The band’s debut album, The Five Faces Of Manfred Mann (Manfred Mann might have been the name of the band and its erstwhile keyboard player but they’ve always been known as The Manfreds) was the first 33rpm I ever bought and what seemed unremarkable then certainly is in hindsight. The pop makers LP included covers of material from jazz icon Cannonball Adderley, an equally jazzy band sourced instrumental and a relatively obscure Ike And Tina Turner cover. And this in the wake of their debut hit 5-4-3-2-1.
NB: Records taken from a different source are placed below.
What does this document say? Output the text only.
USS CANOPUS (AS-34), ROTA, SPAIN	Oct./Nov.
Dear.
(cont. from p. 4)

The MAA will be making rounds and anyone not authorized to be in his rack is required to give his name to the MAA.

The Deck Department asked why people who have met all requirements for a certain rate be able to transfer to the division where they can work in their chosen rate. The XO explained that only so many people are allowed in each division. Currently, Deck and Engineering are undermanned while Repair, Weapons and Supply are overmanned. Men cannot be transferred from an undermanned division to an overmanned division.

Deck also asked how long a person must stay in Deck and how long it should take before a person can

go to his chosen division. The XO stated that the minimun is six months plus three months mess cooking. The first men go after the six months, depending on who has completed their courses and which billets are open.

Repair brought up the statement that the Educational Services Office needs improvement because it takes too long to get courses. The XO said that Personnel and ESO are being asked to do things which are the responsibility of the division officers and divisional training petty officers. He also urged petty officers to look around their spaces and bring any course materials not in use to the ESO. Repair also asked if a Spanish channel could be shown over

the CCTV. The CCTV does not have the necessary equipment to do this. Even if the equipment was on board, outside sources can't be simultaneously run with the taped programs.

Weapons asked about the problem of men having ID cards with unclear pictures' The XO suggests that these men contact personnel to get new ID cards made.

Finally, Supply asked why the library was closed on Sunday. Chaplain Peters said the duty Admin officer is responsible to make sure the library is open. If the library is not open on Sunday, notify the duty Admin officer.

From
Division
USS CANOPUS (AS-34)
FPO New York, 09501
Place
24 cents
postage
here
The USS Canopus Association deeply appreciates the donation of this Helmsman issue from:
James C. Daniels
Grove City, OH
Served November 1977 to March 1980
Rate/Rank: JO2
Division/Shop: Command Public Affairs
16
This is important as it underpins the approach of the present day Manfreds. The hits are present and correct from the popcorn of Do Wah Diddy and Sha La La to the sublime Pretty Flamingo, the quality pop of Semi Detached Suburban Mr. James, the Dylan covers for which they were noted and the left field My Name Is Jack but not only do they play them well but they play them with freshness and panache.
Nor do they stop at Manfred hits; Tom McGuinness is showcased with his McGuinness Flint hit When I’m Dead And Gone, Mike D’Abo with a fine take on his classic composition Handbags And Gladrags, Mike Hugg - originally the band’s drummer - with a wonderful exploratory almost Keith Jarrett like piano piece and Paul Jones with impressive harmonica and vocal workouts. And of Jones it must be asked as whether, being the blues afficianado he is, he has ever made some Robert Johnson like pact (a meeting at The Blue Boar, perchance) as he looks and acts same as he did way back when!
Now every tour has support acts and this is no different in that P.P Arnold and the great Zoot Money are along for the ride. However, unlike any other tour they don’t come out and do a bit before the headliners but are actually integrated into the show coming out to play with The Manfreds. And time, it must be said has been more than kind to both of these sixties legends who were both in fine voice indeed.
So, whilst a sense of nostalgia might get you to a Manfreds gig, what you’ll see is far from that. It’s a band who have a long, varied and honorable history living and playing most definitely in the present. A hugely recommended night out.